Remote working is not a panacea
For many disabled people, remote working can be life changing. But, Goss warns, in and of itself it is not a solution. “It has to be about choice and preference, rather than obligation. There are a lot of reasons why I might not want to work remotely for the rest of my life. I want to get out to places – and sometimes I want to get away from the family,” he says laughing. Luis Canto E Castro is a diversity and inclusion consultant at Mildon, which advises companies on disabled inclusivity.
He says, “For a bad employer, it’s a get out of jail free card.”
“They can shrug all responsibility apart from getting you a device: you stay at home, and we don’t have to worry about you participating in our workplace culture. It can be a very exclusionary and segregating experience.”
Assess, assess, assess
Organisations therefore need to continuously assess their approach to inclusivity, argues Castro.
“EDI [equality, diversity, and inclusion] is not a one-off initiative; it’s ever evolving. It’s a living, breathing organism that has to be nourished and assessed on an ongoing basis.
“We try and build that into the DNA of all everyday operations: do – assess, do – assess, do – assess.”
Under the Equality Act, employers and organisations must make reasonable adjustments to ensure disabled people can access jobs and services as easily as non-disabled people. But, says Castro: “It’s not enough. People use legislation as the standard, but who says it is the right standard?
“The Equality Act is outdated. Even the building code isn’t good enough. Look at disabled bathrooms: a small space suitable for wheelchairs and baby changing. How do I turn? I can’t because I’ll rip [the changer] off the wall.”

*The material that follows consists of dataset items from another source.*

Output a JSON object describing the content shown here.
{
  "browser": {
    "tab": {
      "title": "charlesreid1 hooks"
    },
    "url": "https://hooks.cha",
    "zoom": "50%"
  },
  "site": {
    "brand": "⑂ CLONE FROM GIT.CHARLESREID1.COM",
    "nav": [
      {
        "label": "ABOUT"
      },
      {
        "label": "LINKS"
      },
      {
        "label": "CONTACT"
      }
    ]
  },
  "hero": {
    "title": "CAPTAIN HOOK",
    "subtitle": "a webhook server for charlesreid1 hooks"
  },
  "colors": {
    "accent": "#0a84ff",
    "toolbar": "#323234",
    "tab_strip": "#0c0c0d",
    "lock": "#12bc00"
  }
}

Disability will eventually affect everyone
The prevalence of disability rises with age: 45% of people over the state pension age are disabled, as are a majority – 58% – aged 80 and over. Says Begum: “We will all experience disability at some point, either our own or that of an aging parent. And yet the infrastructure around us barely accommodates people with disabilities.”
As Goss adds with a cackle: “You’ve got a choice: die young or become disabled. Happy Monday!
“We need to recognise that it’s not only about how we get more disabled people into work. It’s about how to retain people once they become disabled.”
“We miss out on everything”
There is no one-size-fits-all approach to disabled inclusivity. It will vary from company to company, to service user to service user. But, warns Goss, without inclusion, companies risk losing staff, customers and, ultimately, the ability to grow. “And that is something no company can afford to lose.”
As Castro adds: “We miss out on everything. Innovation, growth, harmony, compassion, empathy. Every facet, every layer of the human fibre – that is what we’re losing out on.”